A call to one of the organizations on the list, Care in Action Minnesota, reminds you what can be done with a little money and a good idea. Founding director Pete Singer said the fledgling organization links churches and community organizations with child protection and child welfare workers to support children and families in Ramsey and Washington counties.
As a child, Singer said his best friend had a very abusive father. “Everyone knew about it. No one knew what to do about it,” he said, adding that the father eventually killed one of his children. As an adult, Singer attended a Child Abuse Prevention Symposium in 2005 as part of his job. He learned about an organization called HALOS, Helping And Lending Outreach Support, and it inspired him to start a similar nonprofit.
Among other things, Care in Action partners contribute money when county coffers don’t cover expenses, such as beds for a family whose members were sleeping on the floor, he said.
Minnesota keeps tabs
As a side note, the Office of the Minnesota Secretary of State requires nonprofit corporations to register annually, a separate filing from the IRS. It is easy to confuse nonprofit status from tax-exempt status, but not all nonprofit corporations are tax-exempt.
Organizations that fail to register annually as nonprofit corporations with the state — either because they forgot or folded — could lose their names.
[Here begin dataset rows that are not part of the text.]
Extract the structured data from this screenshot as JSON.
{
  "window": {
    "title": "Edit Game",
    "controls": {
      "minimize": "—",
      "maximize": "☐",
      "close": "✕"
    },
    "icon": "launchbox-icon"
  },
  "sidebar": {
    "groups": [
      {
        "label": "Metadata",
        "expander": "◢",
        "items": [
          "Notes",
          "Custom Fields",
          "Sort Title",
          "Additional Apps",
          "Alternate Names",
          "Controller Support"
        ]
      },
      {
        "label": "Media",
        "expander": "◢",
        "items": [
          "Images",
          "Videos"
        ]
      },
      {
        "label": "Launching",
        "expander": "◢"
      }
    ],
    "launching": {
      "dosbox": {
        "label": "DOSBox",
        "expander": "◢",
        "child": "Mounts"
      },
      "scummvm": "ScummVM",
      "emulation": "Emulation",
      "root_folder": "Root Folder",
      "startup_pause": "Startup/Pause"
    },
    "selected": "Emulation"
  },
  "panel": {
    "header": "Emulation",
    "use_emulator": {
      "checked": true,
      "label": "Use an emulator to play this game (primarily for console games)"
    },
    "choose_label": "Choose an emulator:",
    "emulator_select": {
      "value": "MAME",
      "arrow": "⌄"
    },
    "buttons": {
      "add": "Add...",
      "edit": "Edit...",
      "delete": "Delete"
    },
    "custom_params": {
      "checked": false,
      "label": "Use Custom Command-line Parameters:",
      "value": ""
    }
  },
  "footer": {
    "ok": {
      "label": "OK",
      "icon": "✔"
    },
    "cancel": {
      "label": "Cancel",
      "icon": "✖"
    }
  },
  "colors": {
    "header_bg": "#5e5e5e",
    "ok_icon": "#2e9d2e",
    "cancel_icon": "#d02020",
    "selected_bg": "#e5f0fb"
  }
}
Once the state declares them “inactive,” another group could incorporate and use the name.
Early each year, the secretary of state publishes an inactive nonprofits list. Here’s a link.
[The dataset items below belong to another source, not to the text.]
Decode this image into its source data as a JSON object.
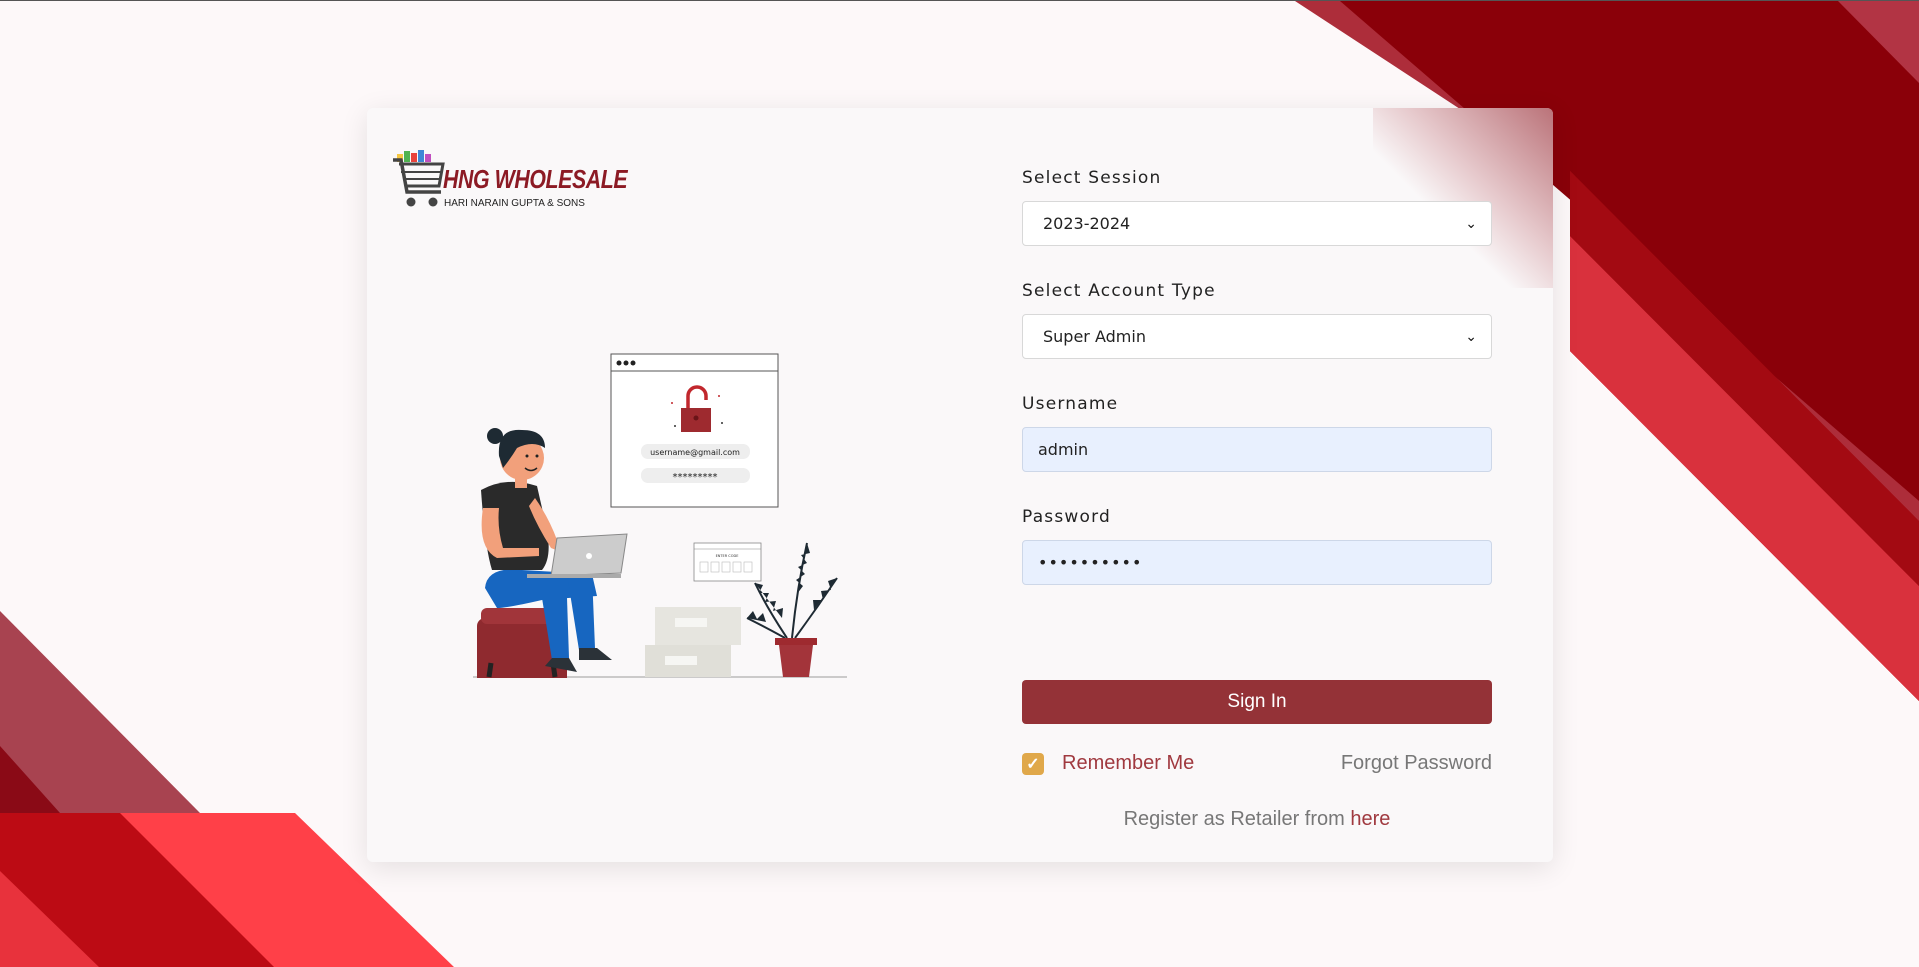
{
  "brand": {
    "name": "HNG WHOLESALE",
    "tagline": "HARI NARAIN GUPTA & SONS"
  },
  "illustration": {
    "email_text": "username@gmail.com",
    "password_text": "*********",
    "code_text": "ENTER CODE"
  },
  "form": {
    "session": {
      "label": "Select Session",
      "value": "2023-2024"
    },
    "account_type": {
      "label": "Select Account Type",
      "value": "Super Admin"
    },
    "username": {
      "label": "Username",
      "value": "admin"
    },
    "password": {
      "label": "Password",
      "value": "••••••••••"
    },
    "sign_in_label": "Sign In",
    "remember_label": "Remember Me",
    "remember_checked": true,
    "forgot_label": "Forgot Password",
    "register_text": "Register as Retailer from ",
    "register_link": "here"
  },
  "colors": {
    "primary": "#943237",
    "accent_check": "#e0a84a",
    "input_bg": "#e8f0fe",
    "bg_red_dark": "#8a0009",
    "bg_red": "#d9313d"
  }
}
The 2008 list is long. There were 242 inactive nonprofits starting with the letter “A,” including A Blanket of Hope, the American Siberian Education Foundation and the Academy of Holy Angels. (An academy spokeswoman said it had renewed its registration.)
Do new organizations ever swoop in and take the names of organizations that forgot to file?
“Surprisingly, not as often as you might think,” said Pat Baird, business services supervisor for the secretary of state’s office. “Occasionally it will occur.”